TLDRThis video provides a clear, step-by-step guide on how to evaluate algebraic expressions. It demonstrates substituting given values for variables, applying the order of operations (PEMDAS/BODMAS), and performing calculations carefully. Through multiple examples, including linear, quadratic, and fractional expressions, viewers learn to solve problems accurately and check their work using a calculator.

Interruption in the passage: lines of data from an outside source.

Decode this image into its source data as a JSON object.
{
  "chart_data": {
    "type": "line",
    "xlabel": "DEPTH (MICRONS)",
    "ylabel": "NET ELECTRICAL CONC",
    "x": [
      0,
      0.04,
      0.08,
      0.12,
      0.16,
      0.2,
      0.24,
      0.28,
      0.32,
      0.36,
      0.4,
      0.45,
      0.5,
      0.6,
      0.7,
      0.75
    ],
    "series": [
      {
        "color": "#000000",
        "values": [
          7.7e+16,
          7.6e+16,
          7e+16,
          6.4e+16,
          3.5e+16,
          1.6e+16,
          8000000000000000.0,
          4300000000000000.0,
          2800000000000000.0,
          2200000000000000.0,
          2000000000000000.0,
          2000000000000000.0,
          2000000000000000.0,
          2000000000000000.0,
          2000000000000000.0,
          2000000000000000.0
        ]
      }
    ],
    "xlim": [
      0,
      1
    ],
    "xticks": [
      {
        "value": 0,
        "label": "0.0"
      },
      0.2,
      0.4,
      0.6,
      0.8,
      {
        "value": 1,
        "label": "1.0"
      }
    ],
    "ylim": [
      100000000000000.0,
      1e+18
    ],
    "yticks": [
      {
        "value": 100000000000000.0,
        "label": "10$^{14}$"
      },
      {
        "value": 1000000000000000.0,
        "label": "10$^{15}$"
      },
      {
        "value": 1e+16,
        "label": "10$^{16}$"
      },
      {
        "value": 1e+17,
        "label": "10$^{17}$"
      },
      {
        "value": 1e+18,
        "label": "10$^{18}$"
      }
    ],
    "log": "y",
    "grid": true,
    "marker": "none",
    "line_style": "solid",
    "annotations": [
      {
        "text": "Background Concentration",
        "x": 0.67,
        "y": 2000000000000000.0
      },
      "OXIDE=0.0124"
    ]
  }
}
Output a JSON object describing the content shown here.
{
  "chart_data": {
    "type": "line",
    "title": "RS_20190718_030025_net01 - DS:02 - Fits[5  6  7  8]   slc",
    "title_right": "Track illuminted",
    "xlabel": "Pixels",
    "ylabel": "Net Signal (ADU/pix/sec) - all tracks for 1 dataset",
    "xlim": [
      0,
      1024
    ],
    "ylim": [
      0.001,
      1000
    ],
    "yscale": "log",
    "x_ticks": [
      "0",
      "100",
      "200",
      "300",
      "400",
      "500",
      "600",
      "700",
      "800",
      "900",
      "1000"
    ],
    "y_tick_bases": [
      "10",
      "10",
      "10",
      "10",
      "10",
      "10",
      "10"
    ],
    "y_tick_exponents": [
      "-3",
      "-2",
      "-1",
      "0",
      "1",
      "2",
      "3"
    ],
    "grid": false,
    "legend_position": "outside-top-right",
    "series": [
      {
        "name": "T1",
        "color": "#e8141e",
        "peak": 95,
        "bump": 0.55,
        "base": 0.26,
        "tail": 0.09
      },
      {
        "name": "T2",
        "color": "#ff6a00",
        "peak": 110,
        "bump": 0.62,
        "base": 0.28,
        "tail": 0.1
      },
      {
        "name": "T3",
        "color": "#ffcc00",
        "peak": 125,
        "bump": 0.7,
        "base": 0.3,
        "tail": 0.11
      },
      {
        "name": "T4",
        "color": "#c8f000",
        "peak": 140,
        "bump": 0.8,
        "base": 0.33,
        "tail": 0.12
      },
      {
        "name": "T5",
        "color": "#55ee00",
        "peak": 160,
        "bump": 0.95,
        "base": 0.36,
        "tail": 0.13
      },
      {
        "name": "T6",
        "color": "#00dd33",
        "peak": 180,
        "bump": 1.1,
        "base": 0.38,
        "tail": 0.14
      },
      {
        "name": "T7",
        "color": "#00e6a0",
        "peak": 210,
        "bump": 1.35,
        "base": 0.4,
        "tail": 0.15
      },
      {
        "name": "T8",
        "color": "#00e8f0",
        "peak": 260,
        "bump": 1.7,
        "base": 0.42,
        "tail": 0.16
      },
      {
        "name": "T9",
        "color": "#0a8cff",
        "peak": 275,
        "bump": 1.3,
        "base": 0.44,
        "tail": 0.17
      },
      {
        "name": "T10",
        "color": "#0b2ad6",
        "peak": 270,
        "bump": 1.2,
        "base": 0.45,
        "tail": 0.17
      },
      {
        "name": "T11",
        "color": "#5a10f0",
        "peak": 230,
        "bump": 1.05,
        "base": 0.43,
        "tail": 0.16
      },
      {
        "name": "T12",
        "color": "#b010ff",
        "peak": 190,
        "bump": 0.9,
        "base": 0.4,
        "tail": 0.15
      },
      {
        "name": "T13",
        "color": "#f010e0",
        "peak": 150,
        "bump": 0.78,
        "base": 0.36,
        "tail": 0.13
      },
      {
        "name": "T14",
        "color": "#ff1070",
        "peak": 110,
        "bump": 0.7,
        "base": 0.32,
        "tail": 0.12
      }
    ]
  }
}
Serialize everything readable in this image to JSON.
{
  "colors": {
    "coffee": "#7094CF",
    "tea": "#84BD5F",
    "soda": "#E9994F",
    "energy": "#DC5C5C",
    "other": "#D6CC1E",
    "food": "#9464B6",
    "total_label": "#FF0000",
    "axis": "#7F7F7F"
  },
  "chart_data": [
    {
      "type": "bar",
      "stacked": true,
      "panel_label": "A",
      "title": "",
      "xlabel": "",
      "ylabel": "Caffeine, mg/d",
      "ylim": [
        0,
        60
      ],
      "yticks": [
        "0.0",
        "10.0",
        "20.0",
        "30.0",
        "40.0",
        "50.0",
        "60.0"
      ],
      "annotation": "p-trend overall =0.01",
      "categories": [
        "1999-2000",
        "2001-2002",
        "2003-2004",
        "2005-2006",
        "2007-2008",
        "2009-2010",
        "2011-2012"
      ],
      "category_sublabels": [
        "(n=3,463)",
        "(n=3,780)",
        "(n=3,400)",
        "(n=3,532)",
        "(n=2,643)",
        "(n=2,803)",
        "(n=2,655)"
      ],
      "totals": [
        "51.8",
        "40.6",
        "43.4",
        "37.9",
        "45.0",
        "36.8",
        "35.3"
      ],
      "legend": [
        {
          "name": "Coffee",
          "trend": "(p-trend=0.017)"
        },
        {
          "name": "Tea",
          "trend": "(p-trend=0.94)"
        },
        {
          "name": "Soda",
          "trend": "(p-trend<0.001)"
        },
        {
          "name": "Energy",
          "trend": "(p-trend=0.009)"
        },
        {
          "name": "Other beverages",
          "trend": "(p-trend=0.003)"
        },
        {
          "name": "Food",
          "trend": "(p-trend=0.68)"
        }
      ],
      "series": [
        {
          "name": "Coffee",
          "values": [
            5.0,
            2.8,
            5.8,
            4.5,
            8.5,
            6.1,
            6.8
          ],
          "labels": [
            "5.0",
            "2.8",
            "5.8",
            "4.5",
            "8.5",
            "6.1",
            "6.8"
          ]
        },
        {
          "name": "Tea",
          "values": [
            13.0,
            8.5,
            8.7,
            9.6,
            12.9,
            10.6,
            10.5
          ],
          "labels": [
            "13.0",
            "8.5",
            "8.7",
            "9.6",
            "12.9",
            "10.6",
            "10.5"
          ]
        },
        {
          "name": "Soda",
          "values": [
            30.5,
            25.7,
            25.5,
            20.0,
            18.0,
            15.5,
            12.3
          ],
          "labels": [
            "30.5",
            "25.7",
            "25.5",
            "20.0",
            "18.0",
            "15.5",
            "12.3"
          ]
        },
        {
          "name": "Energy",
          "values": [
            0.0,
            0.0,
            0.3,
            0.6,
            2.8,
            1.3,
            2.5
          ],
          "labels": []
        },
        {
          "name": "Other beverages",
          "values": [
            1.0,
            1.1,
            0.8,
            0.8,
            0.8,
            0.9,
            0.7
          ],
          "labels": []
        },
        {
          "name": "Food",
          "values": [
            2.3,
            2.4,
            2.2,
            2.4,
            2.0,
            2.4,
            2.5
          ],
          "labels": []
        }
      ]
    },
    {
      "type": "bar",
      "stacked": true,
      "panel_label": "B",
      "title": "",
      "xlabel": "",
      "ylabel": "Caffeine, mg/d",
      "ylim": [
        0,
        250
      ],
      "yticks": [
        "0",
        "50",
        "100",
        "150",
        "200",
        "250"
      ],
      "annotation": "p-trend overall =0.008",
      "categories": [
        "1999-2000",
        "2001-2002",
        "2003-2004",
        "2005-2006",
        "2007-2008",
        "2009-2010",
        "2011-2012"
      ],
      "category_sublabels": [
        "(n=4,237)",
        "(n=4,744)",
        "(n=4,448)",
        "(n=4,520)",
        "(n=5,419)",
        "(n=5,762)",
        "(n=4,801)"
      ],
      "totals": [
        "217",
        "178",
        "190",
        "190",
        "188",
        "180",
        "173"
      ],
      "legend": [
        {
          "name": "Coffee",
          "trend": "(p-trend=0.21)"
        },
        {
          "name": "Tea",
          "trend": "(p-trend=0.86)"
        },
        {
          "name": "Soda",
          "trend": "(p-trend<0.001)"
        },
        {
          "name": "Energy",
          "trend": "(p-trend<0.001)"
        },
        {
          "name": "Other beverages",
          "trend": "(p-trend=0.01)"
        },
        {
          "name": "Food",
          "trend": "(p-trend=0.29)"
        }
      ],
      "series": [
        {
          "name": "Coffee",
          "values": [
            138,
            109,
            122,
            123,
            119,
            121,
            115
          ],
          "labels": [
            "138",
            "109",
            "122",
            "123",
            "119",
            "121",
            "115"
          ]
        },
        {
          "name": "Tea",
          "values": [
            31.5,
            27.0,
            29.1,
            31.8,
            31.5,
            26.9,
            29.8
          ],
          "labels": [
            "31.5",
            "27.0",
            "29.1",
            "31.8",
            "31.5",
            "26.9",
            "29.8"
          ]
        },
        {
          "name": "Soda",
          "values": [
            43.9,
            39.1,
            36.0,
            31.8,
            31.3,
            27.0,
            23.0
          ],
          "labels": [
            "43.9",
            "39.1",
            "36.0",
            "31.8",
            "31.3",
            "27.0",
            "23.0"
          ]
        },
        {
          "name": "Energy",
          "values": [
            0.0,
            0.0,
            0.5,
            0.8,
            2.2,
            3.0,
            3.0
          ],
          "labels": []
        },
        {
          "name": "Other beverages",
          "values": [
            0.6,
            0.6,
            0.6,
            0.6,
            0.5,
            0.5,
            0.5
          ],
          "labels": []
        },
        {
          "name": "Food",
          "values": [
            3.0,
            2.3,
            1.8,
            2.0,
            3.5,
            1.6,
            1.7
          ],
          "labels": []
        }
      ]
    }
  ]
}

The tutorial also applies these skills to real-world scenarios, such as calculating the height of a ball thrown into the air. By following these methods, learners gain confidence in handling algebraic expressions and understanding their practical applications in everyday problems.

Takeaways

😀 To evaluate an algebraic expression, first identify the expression and the given values for the variables.
😀 Substitute the given numerical values into the algebraic expression before performing any operations.
😀 Follow the order of operations (PEMDAS): Parentheses, Exponents, Multiplication/Division, Addition/Subtraction.
😀 Carefully handle negative numbers and powers when performing calculations.
😀 Multiplication and exponents should always be performed before addition or subtraction.
😀 Fractions resulting from expressions can be left as improper fractions, converted to mixed numbers, or expressed as decimals.
😀 Always simplify calculations step by step to avoid mistakes.
😀 Using a calculator to verify the substituted expression helps ensure the accuracy of your answer.
😀 Real-world applications, like calculating the height of a thrown ball, can be solved using the same process of substitution and simplification.
😀 Multiple formats of answers are valid: improper fractions, mixed fractions, and decimal values depending on context.
😀 When dealing with parentheses in expressions, always resolve them first before applying exponents or other operations.
😀 Practice with various types of expressions strengthens understanding and accuracy in evaluating algebraic expressions.

Q & A

What is the first step in evaluating an algebraic expression?
-The first step is to substitute the given values for each variable in the expression.
Why is it important to follow the order of operations (PEMDAS) when evaluating expressions?
-Following PEMDAS ensures that calculations are done in the correct sequence, preventing errors with parentheses, exponents, multiplication/division, and addition/subtraction.
How do you evaluate the expression 3x + 2y - 5z when x = 2, y = 3, and z = -5?
-Substitute the values: 3(2) + 2(3) - 5(-5) = 6 + 6 + 25 = 37.
What is the value of x^2 + 3x - 4 when x = 4?
-Substitute x: 4^2 + 3(4) - 4 = 16 + 12 - 4 = 24.
When evaluating expressions with parentheses, which operations should you perform first?
-Operations inside the parentheses should be performed first before dealing with exponents or other operations.
How would you simplify the fraction (3x + 4)/(2x - 3y) when x = 5 and y = 2?
-Substitute the values: (3(5)+4)/(2(5)-3(2)) = 19/4, which can be written as the mixed fraction 4 3/4 or decimal 4.75.
In the expression 2x^2 - 5y + 3 with x = 2 and y = 3, what common mistake should you avoid?
-Avoid calculating multiplication incorrectly; specifically, 5*3 should be 15, not 13, before combining terms.
How do you evaluate x^2 - 5(x - y)^3 when x = 6 and y = 3?
-First, evaluate inside parentheses: (6-3)=3, then cube it: 3^3=27, then multiply by 5: 5*27=135, finally subtract from 6^2=36: 36-135=-99.
How can you verify your answers after evaluating an algebraic expression?
-Plug the substituted values and the full expression into a calculator to ensure the calculated result matches the manual solution.
Using the height formula h = 6 + 45t - 16t^2, what is the height of a ball after 2 seconds?
-Substitute t = 2: h = 6 + 45(2) - 16(2^2) = 6 + 90 - 64 = 32 feet.
Why might someone convert a fraction result to a mixed number or decimal?
-Converting makes the answer easier to interpret and apply in real-world contexts, such as measurements or comparisons.
What are the three forms you can express the fraction 27/4?
-27/4 can be expressed as an improper fraction (27/4), a mixed number (6 3/4), or a decimal (6.75).